The process of obtaining informed consent from a patient is among the thorniest legal issues an otolaryngologist faces when managing surgical procedures. However, Jeffrey Wolf, MD, believes the process can be easy to start; specifically, he recommends that physicians begin by looking a patient in the eye, at his or her level.
Explore this issue:January 2017
“Something I always do when I’m talking to a patient about surgery … I always sit down,” said Dr. Wolf, associate professor and associate chair of clinical practice of otorhinolaryngology-head and neck surgery at the University of Maryland School of Medicine in Baltimore. “I’m never standing; I never want them to feel like I’m rushed. I always sit down, because if you sit down for two minutes, they feel like you spent a lot more time with them than if you stood up.”
Time and effort might be the two most important factors in establishing a rapport with a patient that helps ensure that the informed consent process works as intended, Dr. Wolf said. And informed consent is just that—a process that needs to be honed to make sure patients are truly informed.

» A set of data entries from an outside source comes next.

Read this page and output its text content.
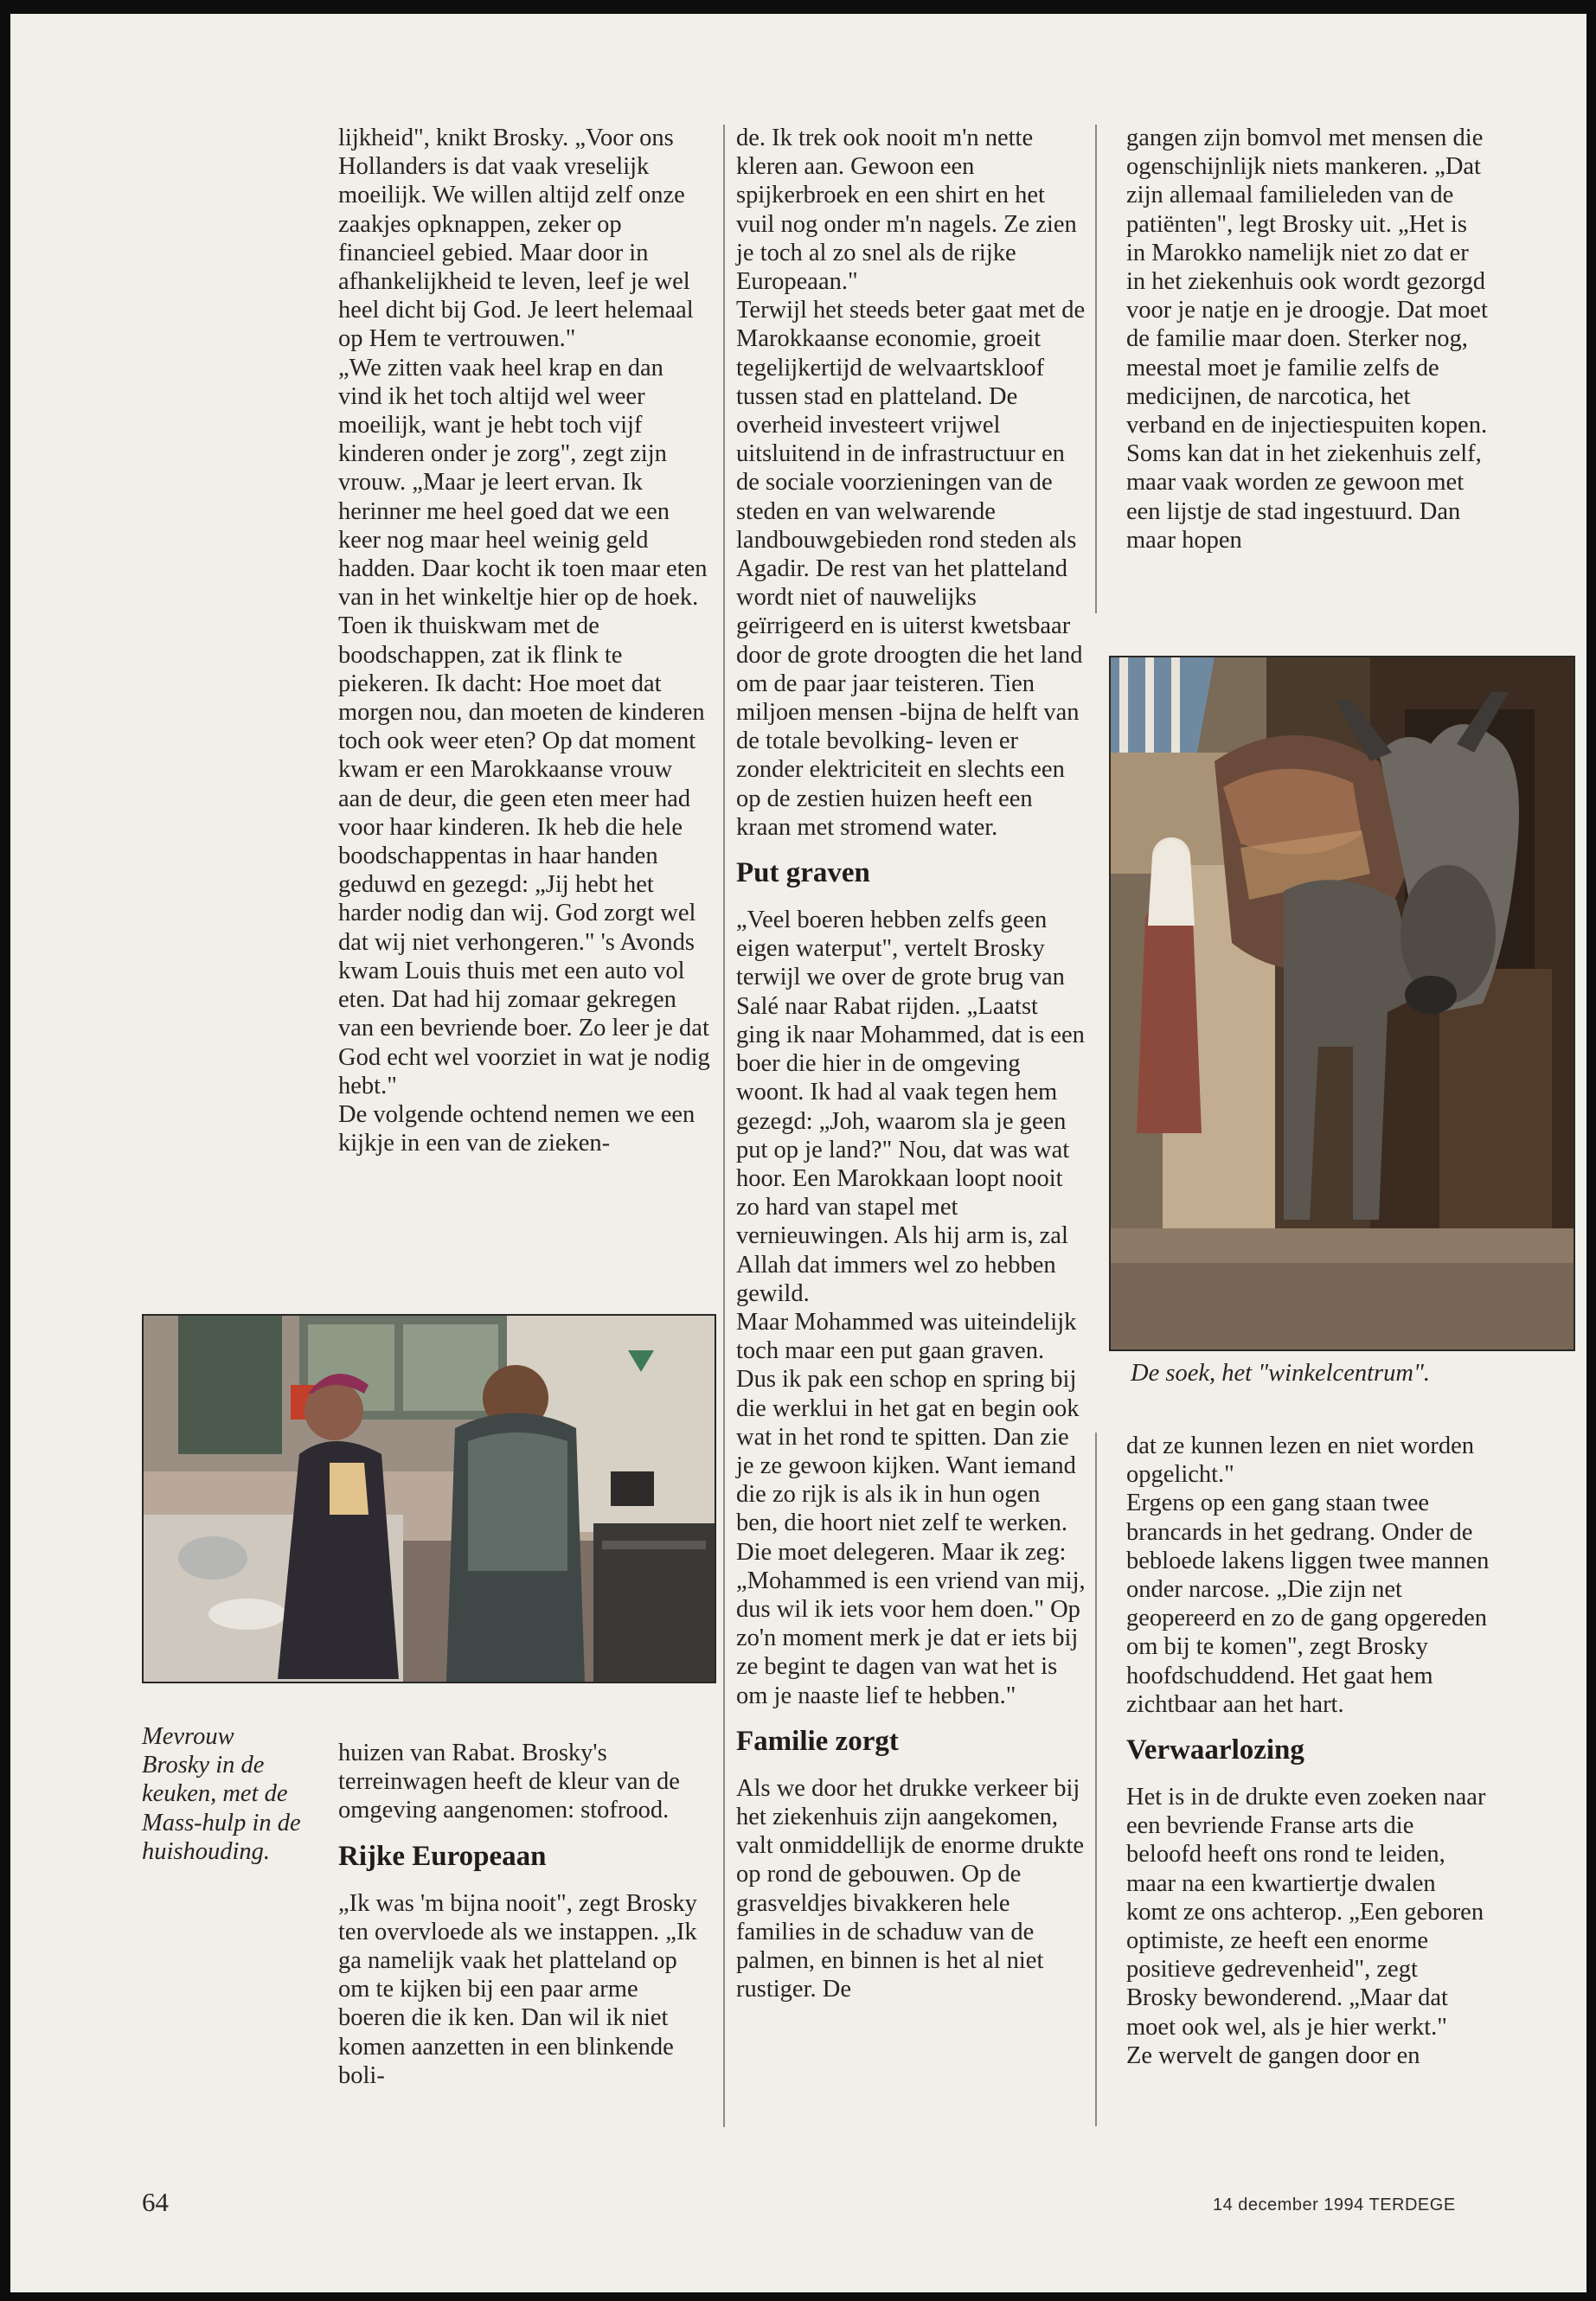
lijkheid", knikt Brosky. „Voor ons Hollanders is dat vaak vreselijk moeilijk. We willen altijd zelf onze zaakjes opknappen, zeker op financieel gebied. Maar door in afhankelijkheid te leven, leef je wel heel dicht bij God. Je leert helemaal op Hem te vertrouwen."

„We zitten vaak heel krap en dan vind ik het toch altijd wel weer moeilijk, want je hebt toch vijf kinderen onder je zorg", zegt zijn vrouw. „Maar je leert ervan. Ik herinner me heel goed dat we een keer nog maar heel weinig geld hadden. Daar kocht ik toen maar eten van in het winkeltje hier op de hoek. Toen ik thuiskwam met de boodschappen, zat ik flink te piekeren. Ik dacht: Hoe moet dat morgen nou, dan moeten de kinderen toch ook weer eten? Op dat moment kwam er een Marokkaanse vrouw aan de deur, die geen eten meer had voor haar kinderen. Ik heb die hele boodschappentas in haar handen geduwd en gezegd: „Jij hebt het harder nodig dan wij. God zorgt wel dat wij niet verhongeren." 's Avonds kwam Louis thuis met een auto vol eten. Dat had hij zomaar gekregen van een bevriende boer. Zo leer je dat God echt wel voorziet in wat je nodig hebt."

De volgende ochtend nemen we een kijkje in een van de zieken-

Mevrouw Brosky in de keuken, met de Mass-hulp in de huishouding.

huizen van Rabat. Brosky's terreinwagen heeft de kleur van de omgeving aangenomen: stofrood.

Rijke Europeaan

„Ik was 'm bijna nooit", zegt Brosky ten overvloede als we instappen. „Ik ga namelijk vaak het platteland op om te kijken bij een paar arme boeren die ik ken. Dan wil ik niet komen aanzetten in een blinkende boli-

de. Ik trek ook nooit m'n nette kleren aan. Gewoon een spijkerbroek en een shirt en het vuil nog onder m'n nagels. Ze zien je toch al zo snel als de rijke Europeaan."

Terwijl het steeds beter gaat met de Marokkaanse economie, groeit tegelijkertijd de welvaartskloof tussen stad en platteland. De overheid investeert vrijwel uitsluitend in de infrastructuur en de sociale voorzieningen van de steden en van welwarende landbouwgebieden rond steden als Agadir. De rest van het platteland wordt niet of nauwelijks geïrrigeerd en is uiterst kwetsbaar door de grote droogten die het land om de paar jaar teisteren. Tien miljoen mensen -bijna de helft van de totale bevolking- leven er zonder elektriciteit en slechts een op de zestien huizen heeft een kraan met stromend water.

Put graven

„Veel boeren hebben zelfs geen eigen waterput", vertelt Brosky terwijl we over de grote brug van Salé naar Rabat rijden. „Laatst ging ik naar Mohammed, dat is een boer die hier in de omgeving woont. Ik had al vaak tegen hem gezegd: „Joh, waarom sla je geen put op je land?" Nou, dat was wat hoor. Een Marokkaan loopt nooit zo hard van stapel met vernieuwingen. Als hij arm is, zal Allah dat immers wel zo hebben gewild.

Maar Mohammed was uiteindelijk toch maar een put gaan graven. Dus ik pak een schop en spring bij die werklui in het gat en begin ook wat in het rond te spitten. Dan zie je ze gewoon kijken. Want iemand die zo rijk is als ik in hun ogen ben, die hoort niet zelf te werken. Die moet delegeren. Maar ik zeg: „Mohammed is een vriend van mij, dus wil ik iets voor hem doen." Op zo'n moment merk je dat er iets bij ze begint te dagen van wat het is om je naaste lief te hebben."

Familie zorgt

Als we door het drukke verkeer bij het ziekenhuis zijn aangekomen, valt onmiddellijk de enorme drukte op rond de gebouwen. Op de grasveldjes bivakkeren hele families in de schaduw van de palmen, en binnen is het al niet rustiger. De

gangen zijn bomvol met mensen die ogenschijnlijk niets mankeren. „Dat zijn allemaal familieleden van de patiënten", legt Brosky uit. „Het is in Marokko namelijk niet zo dat er in het ziekenhuis ook wordt gezorgd voor je natje en je droogje. Dat moet de familie maar doen. Sterker nog, meestal moet je familie zelfs de medicijnen, de narcotica, het verband en de injectiespuiten kopen. Soms kan dat in het ziekenhuis zelf, maar vaak worden ze gewoon met een lijstje de stad ingestuurd. Dan maar hopen

De soek, het "winkelcentrum".

dat ze kunnen lezen en niet worden opgelicht."

Ergens op een gang staan twee brancards in het gedrang. Onder de bebloede lakens liggen twee mannen onder narcose. „Die zijn net geopereerd en zo de gang opgereden om bij te komen", zegt Brosky hoofdschuddend. Het gaat hem zichtbaar aan het hart.

Verwaarlozing

Het is in de drukte even zoeken naar een bevriende Franse arts die beloofd heeft ons rond te leiden, maar na een kwartiertje dwalen komt ze ons achterop. „Een geboren optimiste, ze heeft een enorme positieve gedrevenheid", zegt Brosky bewonderend. „Maar dat moet ook wel, als je hier werkt."

Ze wervelt de gangen door en

64	14 december 1994 TERDEGE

Why is informed consent so important? Research presented in 2007 found that between 1985 and 2005, 37% of all malpractice claims involving endoscopic sinus surgery (ESS) also involved informed consent (Am J Rhinol. 2007;21:584-590). Furthermore, the researchers found that 16% of all otolaryngology malpractice claims centered on informed consent. More recently, of the 48,589 malpractice claims reported to the PIAA (formerly known as the Physician Insurers Association of America) Data Sharing Project between 2010 and 2014, 12,865 (28%) resulted in payment to the plaintiff. Additionally, 740 named an otolaryngologist in the claim, with 298 (40%) of those resulting in payment to the plaintiff.
“It is higher than what the broader community is, which prompts us to ask what variables contribute to these cases resulting in higher payment,” said Divya Parikh, MPH, PIAA’s vice president of research and risk management.

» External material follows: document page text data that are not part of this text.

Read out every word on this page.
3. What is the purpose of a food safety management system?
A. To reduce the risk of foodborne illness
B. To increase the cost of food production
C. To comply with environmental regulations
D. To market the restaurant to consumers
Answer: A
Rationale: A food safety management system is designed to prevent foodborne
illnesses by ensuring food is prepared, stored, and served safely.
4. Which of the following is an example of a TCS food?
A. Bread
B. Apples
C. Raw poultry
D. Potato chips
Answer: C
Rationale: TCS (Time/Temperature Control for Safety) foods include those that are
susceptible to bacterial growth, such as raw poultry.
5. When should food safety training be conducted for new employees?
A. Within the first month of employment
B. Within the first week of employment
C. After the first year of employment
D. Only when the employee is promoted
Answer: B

The numbers only get worse for surgical procedures that involve the nasal region. Malpractice claims reported to the PIAA for these procedures over the five-year period from 2010 through 2014 totaled 311, and approximately half of those resulted in payment.
Traditionally, in medicine, we think of informed consent as a piece of paper that the patient signs, but that’s not what informed consent is. Informed consent is actually the discussion around surgery and the process by which that piece of paper is signed. —Leigh Sowerby, MD
What Is Informed Consent?
The medical–legal implications of informed consent are often misunderstood, according to Leigh Sowerby, MD, assistant professor in otolaryngology-head and neck surgery at Western University in London, Ontario, in Canada. “Traditionally, in medicine, we think of informed consent as a piece of paper that the patient signs, but that’s not what informed consent is,” he said. “Informed consent is actually the discussion around surgery and the process by which that piece of paper is signed.”